When I was in 7th grade, I became a social pariah nearly overnight and for reasons which are only still partially clear to me. At the end of 6th grade and even during the summer leading up to 7th, I felt well-liked and connected to the other members of my quite small elementary school class. My family vacationed with the families of my two best friends from school. I was “summer friends” with the girls on my travel softball team and made fast friends with girls from basketball camp I would likely never see again.

Once 7th grade started everything changed. From the distance of these many years, the fall from my position of athletic, endearingly clueless yet still “one of the smart kids” who got along with everyone to friendless outcast was precipitous, though hindsight tells me that there must have been signposts along the way that escaped my notice.

The moment it all became clear to me was only a few weeks after school had started. It was Friday night. My parents and myself were the only diners at a new pizza place in town when, halfway through our meal, seven of the other nine girls in my class walked in together. It was somebody’s birthday and I was not invited. I remember feeling pleased at first with a parade of familiar faces, faces I had seen upside down on the monkey bars in 1st grade, faces that I had seen ugly crying after we’d been scolded by our 3rd grade teachers. But then I realized and my face became hot. My mother looked stung. My Dad looked away.

Later, the house was still and mostly quiet. My parents were talking in the kitchen and I could hear only whispers from my seat at the top of the stairs. I am sure they thought I was in my room and well out of earshot. I remember thinking that I could have handled this social rejection better if no one had known, wishing that I was isolated in my aloneness, that it would have mattered less if I didn’t have to worry if my Mom was crying or just whispering downstairs. A few years later, this hypothesis was proven false. Being left out sucks just as much, maybe more, when there is one one around to see it.

If my Dad was surprised to see me at the top of the stairs when he turned the corner to come find me, it didn’t shake his bravado. “Hey, let’s go get a movie!” he staged-whispered with a rehearsed, conspiratorial tone. Though this would have likely been my Dad’s go-to solution for almost any malady or mood that my siblings or I brought home, he must have known it would never fail with me.
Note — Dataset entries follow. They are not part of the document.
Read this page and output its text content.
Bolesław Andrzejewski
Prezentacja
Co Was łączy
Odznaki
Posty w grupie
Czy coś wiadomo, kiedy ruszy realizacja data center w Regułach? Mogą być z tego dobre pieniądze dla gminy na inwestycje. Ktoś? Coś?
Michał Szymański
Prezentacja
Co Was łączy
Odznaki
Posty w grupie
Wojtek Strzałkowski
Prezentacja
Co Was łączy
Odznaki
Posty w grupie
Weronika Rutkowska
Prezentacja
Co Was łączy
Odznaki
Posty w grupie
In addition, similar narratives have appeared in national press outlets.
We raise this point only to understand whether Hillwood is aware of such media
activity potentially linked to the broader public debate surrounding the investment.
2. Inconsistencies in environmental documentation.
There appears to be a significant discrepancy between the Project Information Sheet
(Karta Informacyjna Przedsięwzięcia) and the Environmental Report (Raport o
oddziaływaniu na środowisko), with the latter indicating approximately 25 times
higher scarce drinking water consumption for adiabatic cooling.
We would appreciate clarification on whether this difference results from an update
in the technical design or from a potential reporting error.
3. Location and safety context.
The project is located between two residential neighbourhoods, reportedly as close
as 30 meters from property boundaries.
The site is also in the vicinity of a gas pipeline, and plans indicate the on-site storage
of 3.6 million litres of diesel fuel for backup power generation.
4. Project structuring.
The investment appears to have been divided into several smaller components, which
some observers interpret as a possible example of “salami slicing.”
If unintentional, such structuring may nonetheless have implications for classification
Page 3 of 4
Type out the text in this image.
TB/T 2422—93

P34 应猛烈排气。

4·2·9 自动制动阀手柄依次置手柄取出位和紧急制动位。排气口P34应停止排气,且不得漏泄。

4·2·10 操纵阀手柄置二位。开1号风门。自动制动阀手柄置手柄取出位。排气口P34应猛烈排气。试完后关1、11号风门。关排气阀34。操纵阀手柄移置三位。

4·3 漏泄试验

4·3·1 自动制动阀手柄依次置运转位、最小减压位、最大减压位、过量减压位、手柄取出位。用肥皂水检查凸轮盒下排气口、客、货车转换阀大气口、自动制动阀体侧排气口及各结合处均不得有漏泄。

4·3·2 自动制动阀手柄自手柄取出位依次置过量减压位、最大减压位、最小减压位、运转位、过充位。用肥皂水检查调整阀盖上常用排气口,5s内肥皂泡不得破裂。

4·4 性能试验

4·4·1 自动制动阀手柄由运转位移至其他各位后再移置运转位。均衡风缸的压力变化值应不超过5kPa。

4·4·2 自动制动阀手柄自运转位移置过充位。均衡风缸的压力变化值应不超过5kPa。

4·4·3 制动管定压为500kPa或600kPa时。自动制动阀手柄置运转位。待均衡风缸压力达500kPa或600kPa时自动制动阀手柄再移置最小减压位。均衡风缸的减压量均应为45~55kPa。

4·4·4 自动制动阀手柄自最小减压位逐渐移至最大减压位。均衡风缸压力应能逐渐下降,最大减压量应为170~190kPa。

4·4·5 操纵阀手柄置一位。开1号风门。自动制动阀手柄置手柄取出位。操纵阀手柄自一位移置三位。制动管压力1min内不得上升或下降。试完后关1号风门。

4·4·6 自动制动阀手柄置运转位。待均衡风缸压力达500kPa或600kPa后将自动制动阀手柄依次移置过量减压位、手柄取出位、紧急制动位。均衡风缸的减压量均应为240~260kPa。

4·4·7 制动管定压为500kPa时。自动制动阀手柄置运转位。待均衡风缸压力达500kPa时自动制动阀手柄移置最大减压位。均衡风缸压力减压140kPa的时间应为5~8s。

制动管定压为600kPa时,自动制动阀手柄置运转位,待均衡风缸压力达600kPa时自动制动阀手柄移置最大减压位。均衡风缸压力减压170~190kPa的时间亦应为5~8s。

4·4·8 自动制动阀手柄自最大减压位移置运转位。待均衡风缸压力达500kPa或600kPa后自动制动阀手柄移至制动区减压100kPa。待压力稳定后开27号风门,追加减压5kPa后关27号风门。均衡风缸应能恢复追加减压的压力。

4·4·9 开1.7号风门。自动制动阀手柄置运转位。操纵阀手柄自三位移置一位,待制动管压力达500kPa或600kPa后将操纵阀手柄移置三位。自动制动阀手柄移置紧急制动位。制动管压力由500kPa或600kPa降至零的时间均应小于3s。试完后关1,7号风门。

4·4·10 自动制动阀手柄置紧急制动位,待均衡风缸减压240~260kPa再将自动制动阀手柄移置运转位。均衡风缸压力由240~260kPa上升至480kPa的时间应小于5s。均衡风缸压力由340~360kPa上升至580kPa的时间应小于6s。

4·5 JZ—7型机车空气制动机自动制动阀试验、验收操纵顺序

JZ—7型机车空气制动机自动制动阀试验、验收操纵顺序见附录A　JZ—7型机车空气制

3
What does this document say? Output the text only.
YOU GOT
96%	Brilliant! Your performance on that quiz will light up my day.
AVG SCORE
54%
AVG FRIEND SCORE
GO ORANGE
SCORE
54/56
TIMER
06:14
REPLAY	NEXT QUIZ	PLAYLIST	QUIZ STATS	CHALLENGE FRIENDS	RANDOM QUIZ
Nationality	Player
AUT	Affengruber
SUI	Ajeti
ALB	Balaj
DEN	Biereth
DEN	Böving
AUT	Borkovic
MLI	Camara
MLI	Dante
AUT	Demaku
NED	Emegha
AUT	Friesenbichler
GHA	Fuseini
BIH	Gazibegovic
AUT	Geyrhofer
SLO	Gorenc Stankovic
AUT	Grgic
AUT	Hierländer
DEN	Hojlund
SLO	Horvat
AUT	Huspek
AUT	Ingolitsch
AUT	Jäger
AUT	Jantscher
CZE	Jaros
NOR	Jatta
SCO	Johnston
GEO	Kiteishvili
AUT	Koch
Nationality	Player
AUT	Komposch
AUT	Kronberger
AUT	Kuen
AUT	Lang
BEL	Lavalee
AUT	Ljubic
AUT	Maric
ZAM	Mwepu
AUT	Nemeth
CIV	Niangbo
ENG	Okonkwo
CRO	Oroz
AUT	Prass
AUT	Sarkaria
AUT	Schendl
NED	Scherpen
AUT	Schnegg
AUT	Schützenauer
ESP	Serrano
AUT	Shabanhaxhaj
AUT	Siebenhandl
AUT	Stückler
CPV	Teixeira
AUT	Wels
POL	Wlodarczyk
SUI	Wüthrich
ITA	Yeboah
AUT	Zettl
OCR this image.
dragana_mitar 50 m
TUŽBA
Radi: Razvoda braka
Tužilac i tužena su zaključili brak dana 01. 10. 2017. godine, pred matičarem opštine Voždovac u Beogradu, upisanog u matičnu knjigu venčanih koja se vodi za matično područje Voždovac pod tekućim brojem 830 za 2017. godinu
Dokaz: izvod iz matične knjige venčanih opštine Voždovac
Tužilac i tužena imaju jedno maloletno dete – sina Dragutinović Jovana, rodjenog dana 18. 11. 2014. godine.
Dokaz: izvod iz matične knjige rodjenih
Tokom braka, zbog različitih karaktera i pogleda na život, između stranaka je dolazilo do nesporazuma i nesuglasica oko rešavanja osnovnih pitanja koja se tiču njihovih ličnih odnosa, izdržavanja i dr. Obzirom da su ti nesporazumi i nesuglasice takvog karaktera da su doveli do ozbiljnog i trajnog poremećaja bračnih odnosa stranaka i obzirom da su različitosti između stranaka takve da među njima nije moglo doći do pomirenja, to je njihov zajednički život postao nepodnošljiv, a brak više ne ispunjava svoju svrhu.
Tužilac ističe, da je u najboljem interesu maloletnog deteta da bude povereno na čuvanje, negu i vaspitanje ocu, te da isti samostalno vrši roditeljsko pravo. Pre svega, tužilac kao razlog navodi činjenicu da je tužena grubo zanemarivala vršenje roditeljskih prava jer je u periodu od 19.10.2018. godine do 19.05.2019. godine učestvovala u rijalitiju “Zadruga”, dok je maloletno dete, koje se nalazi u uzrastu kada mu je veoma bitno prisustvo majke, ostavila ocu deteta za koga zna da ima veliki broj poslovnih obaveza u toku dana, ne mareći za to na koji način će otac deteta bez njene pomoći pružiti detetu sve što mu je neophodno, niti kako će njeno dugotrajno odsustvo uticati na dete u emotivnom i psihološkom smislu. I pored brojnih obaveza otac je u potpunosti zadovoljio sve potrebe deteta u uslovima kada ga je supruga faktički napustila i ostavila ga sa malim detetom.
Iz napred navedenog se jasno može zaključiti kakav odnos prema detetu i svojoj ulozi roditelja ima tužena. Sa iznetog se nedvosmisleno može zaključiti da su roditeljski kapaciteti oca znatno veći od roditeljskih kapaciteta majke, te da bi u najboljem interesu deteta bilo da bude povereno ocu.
I don’t remember what movie we rented that night. I know that, a few hours later, with the lights dimmed, the tea kettle on, and the VHS machine whirring quietly, I experienced relief from a gnawing sense of unease that would, over the next few years, slowly expand into a black hole in my chest filled with relentless self-doubt, crippling envy, and profound sadness. My capacity to feel absorbed in a movie, to meditate within its walls, became a lifeline during this period in my life. Over time, though, the movies would not only offer an escape from these bad feelings. Sometimes, they provided a cathartic release of the feelings themselves. At other times, they left me with a sense of meaning. But, perhaps the best outcome of all was when they assured me that I was not alone.